Industry News

How to Use a Marketing Survey to Help Close Corporate Accounts

Posted on April 11, 2011

When closing a deal, you want all the help you can get. One of the best aides you can have is data to back-up your argument. And one of the most convincing forms of data is a marketing survey. Done properly, a marketing survey can seal the deal for you; done wrong it can do you in. How do you get it right?

First, make sure you conduct the marketing survey right to begin with. When constructing the survey, have a clear objective. Without a clear objective, your questions may be irrelevant to the information you need. You may also end up with too many questions, annoying those taking the survey and making analysis of the results difficult. Testing your questions on a small focus group first ensures your target population understands what you are asking and that you are asking the right questions.
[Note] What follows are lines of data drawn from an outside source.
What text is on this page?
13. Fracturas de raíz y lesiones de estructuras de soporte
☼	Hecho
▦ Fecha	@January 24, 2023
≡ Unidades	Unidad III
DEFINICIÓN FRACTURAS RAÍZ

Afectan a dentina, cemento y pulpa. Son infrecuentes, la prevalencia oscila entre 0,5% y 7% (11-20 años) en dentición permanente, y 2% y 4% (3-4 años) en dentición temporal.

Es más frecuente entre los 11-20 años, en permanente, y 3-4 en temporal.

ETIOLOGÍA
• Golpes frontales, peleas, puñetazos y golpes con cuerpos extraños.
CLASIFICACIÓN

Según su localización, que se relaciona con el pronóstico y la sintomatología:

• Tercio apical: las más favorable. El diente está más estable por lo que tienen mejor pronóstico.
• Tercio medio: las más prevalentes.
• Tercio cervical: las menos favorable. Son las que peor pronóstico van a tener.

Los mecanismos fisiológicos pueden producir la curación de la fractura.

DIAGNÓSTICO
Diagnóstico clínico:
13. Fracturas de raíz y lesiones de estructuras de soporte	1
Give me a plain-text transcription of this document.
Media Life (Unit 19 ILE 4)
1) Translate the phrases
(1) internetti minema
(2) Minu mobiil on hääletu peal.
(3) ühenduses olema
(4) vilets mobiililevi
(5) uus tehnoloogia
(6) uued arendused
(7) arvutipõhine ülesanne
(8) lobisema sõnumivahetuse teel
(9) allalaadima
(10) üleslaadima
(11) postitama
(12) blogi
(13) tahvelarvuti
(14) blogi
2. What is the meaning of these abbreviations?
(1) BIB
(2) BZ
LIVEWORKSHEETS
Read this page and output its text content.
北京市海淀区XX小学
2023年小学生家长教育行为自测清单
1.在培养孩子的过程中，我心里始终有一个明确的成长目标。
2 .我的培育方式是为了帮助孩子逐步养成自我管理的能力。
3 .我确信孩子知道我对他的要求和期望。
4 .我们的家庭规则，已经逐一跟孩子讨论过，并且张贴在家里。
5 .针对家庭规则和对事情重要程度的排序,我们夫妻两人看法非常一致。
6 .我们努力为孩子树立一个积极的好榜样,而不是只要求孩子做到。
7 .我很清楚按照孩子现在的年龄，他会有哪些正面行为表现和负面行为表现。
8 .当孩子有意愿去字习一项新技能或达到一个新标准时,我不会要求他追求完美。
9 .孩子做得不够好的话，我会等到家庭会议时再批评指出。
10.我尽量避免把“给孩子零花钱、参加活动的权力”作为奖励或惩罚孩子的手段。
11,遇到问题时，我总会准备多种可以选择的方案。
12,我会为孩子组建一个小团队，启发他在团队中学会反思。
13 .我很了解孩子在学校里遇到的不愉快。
Choosing the right instrument for conducting the marketing survey is also important. Mail and phone surveys are traditional methods, as are in-person surveys. More and more surveys are conducted through websites and social networking. These can be particularly useful for surveying existing customers and getting quick responses.

Second, present the results effectively. You are conducting the marketing survey to convince decision makers. Don't bury the results in a long series of slides filled with charts and graphs. Give them the bottom line first and add supporting information if necessary.

If you can get by with one slide which sums up the survey in your favor, go with it. Have additional information ready if you need it to back-up your opening slide, but use only as much as you need to convince your audience.

Remember, the goal is not to show all the work you did in creating, conducting, and analyzing a marketing survey, the goal is to close the account. You could easily turn a winning presentation into a loser by not being attuned to the needs and response of your audience.

When using a marketing survey to close corporate accounts, use a two step process. Step one is to conduct the survey the right way. Step two is to present the results effectively. Now, get out there and put it to work.